Damage to the psyche aside, some 200,000 people have been evacuated from 10 
towns in the vicinity of the nuclear plant, many of whom now find themselves in 
poorly heated makeshift shelters where they must make do without adequate food 
and water, and numerous others have been told to stay indoors. Worse, if the 
budding panic over radiation spreads, the region around Fukushima — one of 
Japan’s most productive farming areas — may be tainted or even abandoned for 
agriculture. The Japanese government has already banned the sale of milk and 
spinach produced in the plant’s environs, and consumers in other countries, 
fearing contamination, are shying away from all Japanese produce.

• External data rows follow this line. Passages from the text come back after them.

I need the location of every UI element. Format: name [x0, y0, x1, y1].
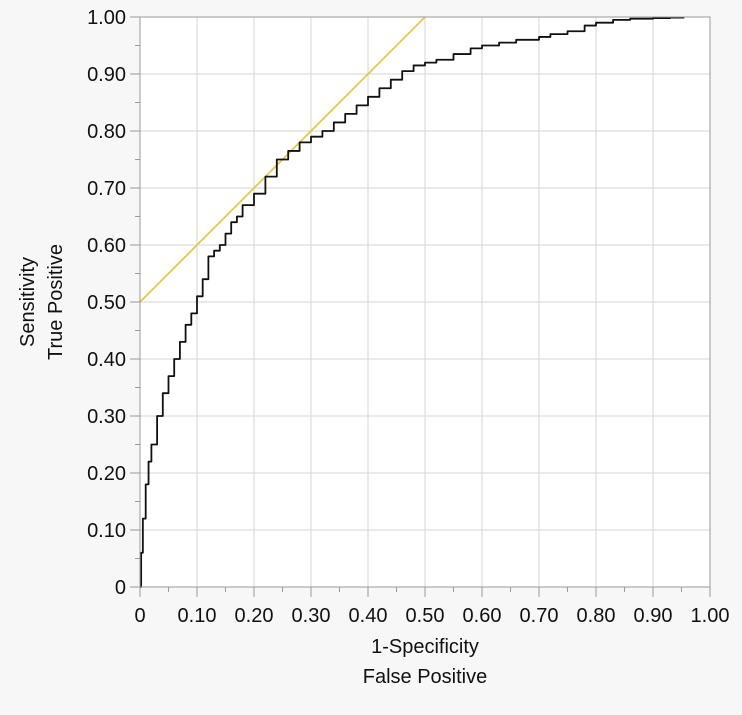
y-tick-label: 1.00 [87, 7, 126, 29]
y-axis-label-line-1: Sensitivity [17, 257, 39, 347]
y-tick-label: 0.40 [87, 349, 126, 371]
x-tick-label: 0.80 [577, 605, 616, 627]
x-axis-ticks: 0 0.10 0.20 0.30 0.40 0.50 0.60 0.70 0.80 0.90 1.0… [134, 587, 729, 627]
y-tick-label: 0.90 [87, 64, 126, 86]
x-tick-label: 0.90 [634, 605, 673, 627]
y-tick-label: 0.50 [87, 292, 126, 314]
y-tick-label: 0.70 [87, 178, 126, 200]
x-tick-label: 0.50 [406, 605, 445, 627]
x-tick-label: 0 [134, 605, 145, 627]
x-axis-label-line-1: 1-Specificity [371, 636, 479, 658]
series-lines [139, 16, 685, 588]
x-tick-label: 0.40 [349, 605, 388, 627]
x-tick-label: 0.10 [178, 605, 217, 627]
x-tick-label: 0.30 [292, 605, 331, 627]
y-tick-label: 0.80 [87, 121, 126, 143]
x-tick-label: 1.00 [691, 605, 730, 627]
y-axis-label-line-2: True Positive [45, 244, 67, 360]
roc-curve [140, 16, 685, 588]
x-tick-label: 0.70 [520, 605, 559, 627]
y-tick-label: 0.10 [87, 520, 126, 542]
minor-ticks [135, 45, 682, 592]
x-tick-label: 0.60 [463, 605, 502, 627]
y-axis-ticks: 0 0.10 0.20 0.30 0.40 0.50 0.60 0.70 0.80 0.90 1.0… [87, 7, 140, 599]
y-tick-label: 0.20 [87, 463, 126, 485]
x-tick-label: 0.20 [235, 605, 274, 627]
y-tick-label: 0.60 [87, 235, 126, 257]
y-tick-label: 0 [115, 577, 126, 599]
y-tick-label: 0.30 [87, 406, 126, 428]
x-axis-label-line-2: False Positive [363, 666, 488, 688]
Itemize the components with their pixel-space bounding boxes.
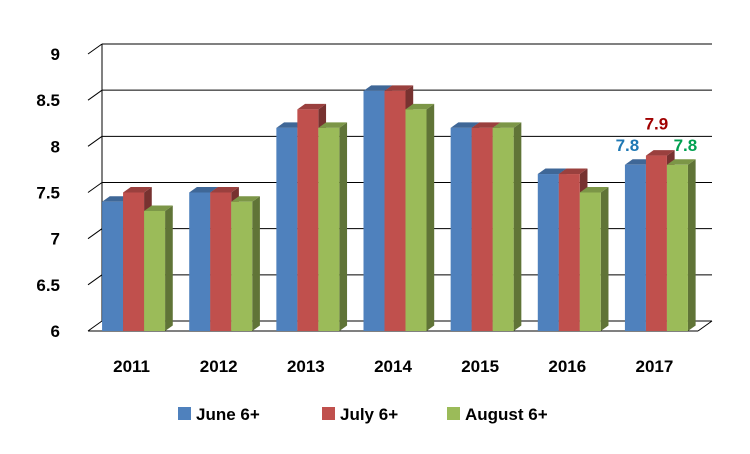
data-label: 7.9 bbox=[645, 115, 669, 134]
bar-front bbox=[471, 127, 493, 331]
bar-top bbox=[363, 85, 393, 91]
legend: June 6+ July 6+ August 6+ bbox=[178, 405, 548, 424]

The only evidence that exists as to the health of humans who have been 
irradiated at low levels points to a benefit, not a harm. Difficult though it 
may be to overcome the fear of radiation that has been drubbed into us since 
childhood, there is no scientific proof whatsoever to view the radiation 
emitted from the Fukushima plant as dangerous to the Japanese population, and 
certainly no reason for the Japanese to view those living near the plant as 
damaged goods. In all likelihood, though, many will nevertheless be viewed as 
such. If so, that will be one more tragedy heaped among the others that the 
affected Japanese population will need to endure.

Lawrence Solomon is executive director of Energy Probe, an anti-nuclear 
organization, and the author of The Deniers.